Gautier: The gods are not with you.

Yann: It was just an attempt by the technical teams to reinforce, because when you get an IPO on your tech company, you get more attacks from the outside, because you get more when there’s more attention and people who do this things actually, since they’re going to have a greater impact which is true actually. We quickly found what was going on and cured it very quickly.

We were actually helped by the fact that Facebook themselves had the same issue a week before, and it took them five times more time than we actually took to find and cure the issue. Just manual, actually human error, but we obviously had to explain that to a number of investors. We proactively contacted some of them, some others did find alpha numbers very quickly.

We organized some calls, and what I remember is meetings with two long-term investors, or so they had introduced themselves. They had completely opposite behaviors. One of them said, “It’s so embarrassing, because my IT guy told me not to go with OVHcloud, because he had a couple of issues in the past, and now I’m so embarrassed. What can I tell him? In the end, I don’t think we’re going to–“

Gautier: Join.

Yann: Those people were introducing themselves as long-term investors. The other one said, they called proactively, and they said, “We know tech. We know those things happen. We’ve seen you sorted out very quickly. Communicate in the right way. Don’t worry. We are with you. We understand your business. We’re here for the long term and the long term doesn’t have to stop at the first incident. By the way, make sure it doesn’t happen again, but we are with you.”
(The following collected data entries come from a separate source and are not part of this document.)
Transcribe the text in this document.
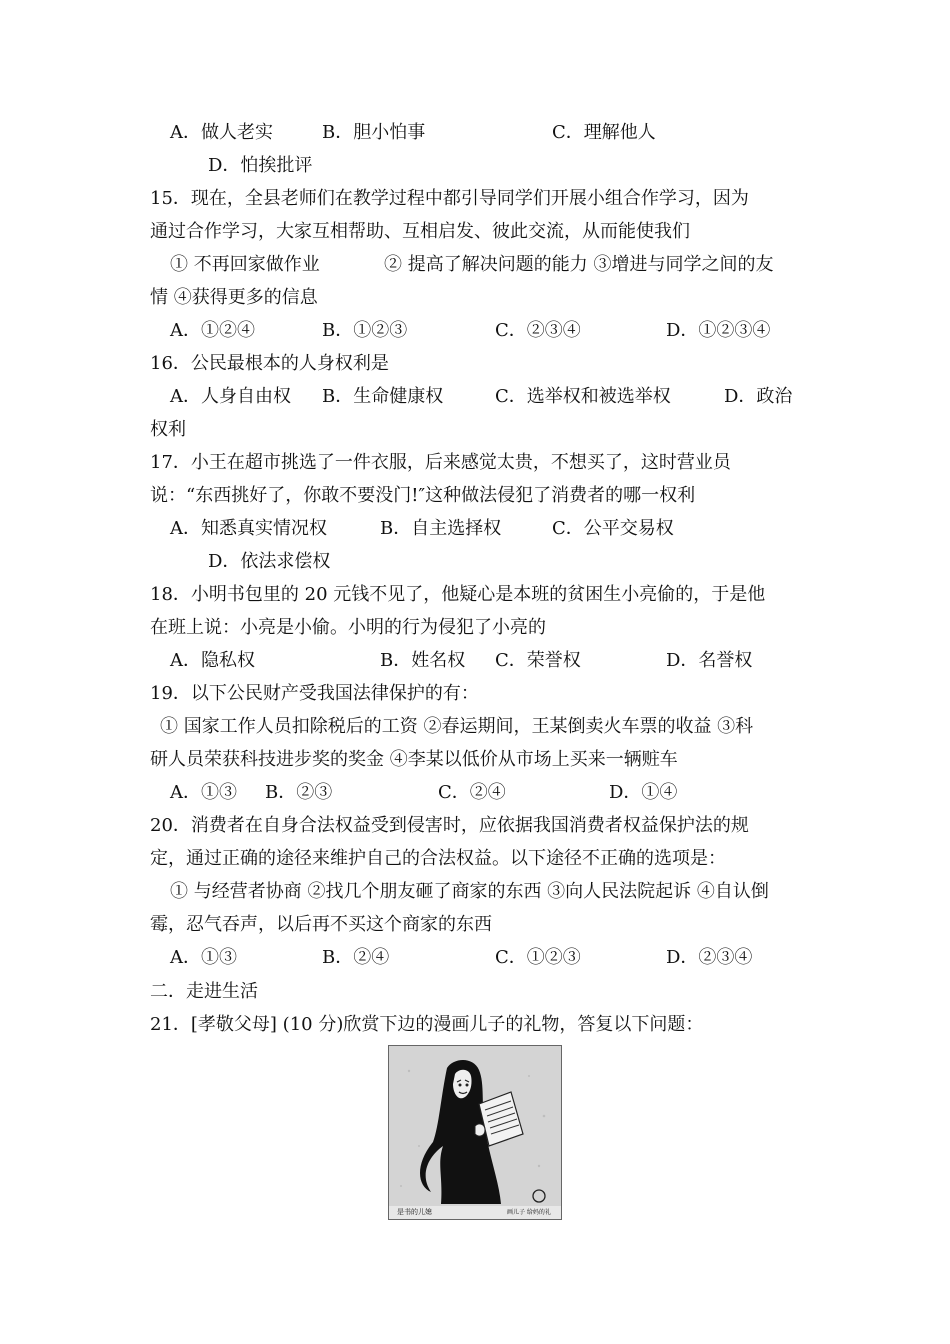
A．做人老实	B．胆小怕事	C．理解他人
D．怕挨批评
15．现在，全县老师们在教学过程中都引导同学们开展小组合作学习，因为
通过合作学习，大家互相帮助、互相启发、彼此交流，从而能使我们
① 不再回家做作业	② 提高了解决问题的能力 ③增进与同学之间的友
情 ④获得更多的信息
A．①②④	B．①②③	C．②③④	D．①②③④
16．公民最根本的人身权利是
A．人身自由权 B．生命健康权	C．选举权和被选举权	D．政治
权利
17．小王在超市挑选了一件衣服，后来感觉太贵，不想买了，这时营业员
说：“东西挑好了，你敢不要没门!″这种做法侵犯了消费者的哪一权利
A．知悉真实情况权	B．自主选择权	C．公平交易权
D．依法求偿权
18．小明书包里的 20 元钱不见了，他疑心是本班的贫困生小亮偷的，于是他
在班上说：小亮是小偷。小明的行为侵犯了小亮的
A．隐私权	B．姓名权 C．荣誉权	D．名誉权
19．以下公民财产受我国法律保护的有：
① 国家工作人员扣除税后的工资 ②春运期间，王某倒卖火车票的收益 ③科
研人员荣获科技进步奖的奖金 ④李某以低价从市场上买来一辆赃车
A．①③ B．②③	C．②④	D．①④
20．消费者在自身合法权益受到侵害时，应依据我国消费者权益保护法的规
定，通过正确的途径来维护自己的合法权益。以下途径不正确的选项是：
① 与经营者协商 ②找几个朋友砸了商家的东西 ③向人民法院起诉 ④自认倒
霉，忍气吞声，以后再不买这个商家的东西
A．①③	B．②④	C．①②③	D．②③④
二．走进生活
21．[孝敬父母] (10 分)欣赏下边的漫画儿子的礼物，答复以下问题：
是书的儿媳	画儿子 给妈的礼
Of course, the second type was very smart, because this was the support we expected. They bought themselves with an open communication link with us literally forever, but they had the right attitude.

Gautier: No, I think it is quite telling, and you always have people telling you the long term, but it’s sounds to be a relative definition. Even will try to look good and please you, but eventually, I think over time you’ll see who are these shoulders and they not be necessarily the same at IPO. It’s interesting to hear your thoughts on that.

Yann, thank you very much for taking the time. It was a pleasure. We did cover a lot of topics, so highly appreciate. Thank you, again for sharing all of that with us today. It was a pleasure to have you.

Yann: My pleasure. Thank you very much for your time.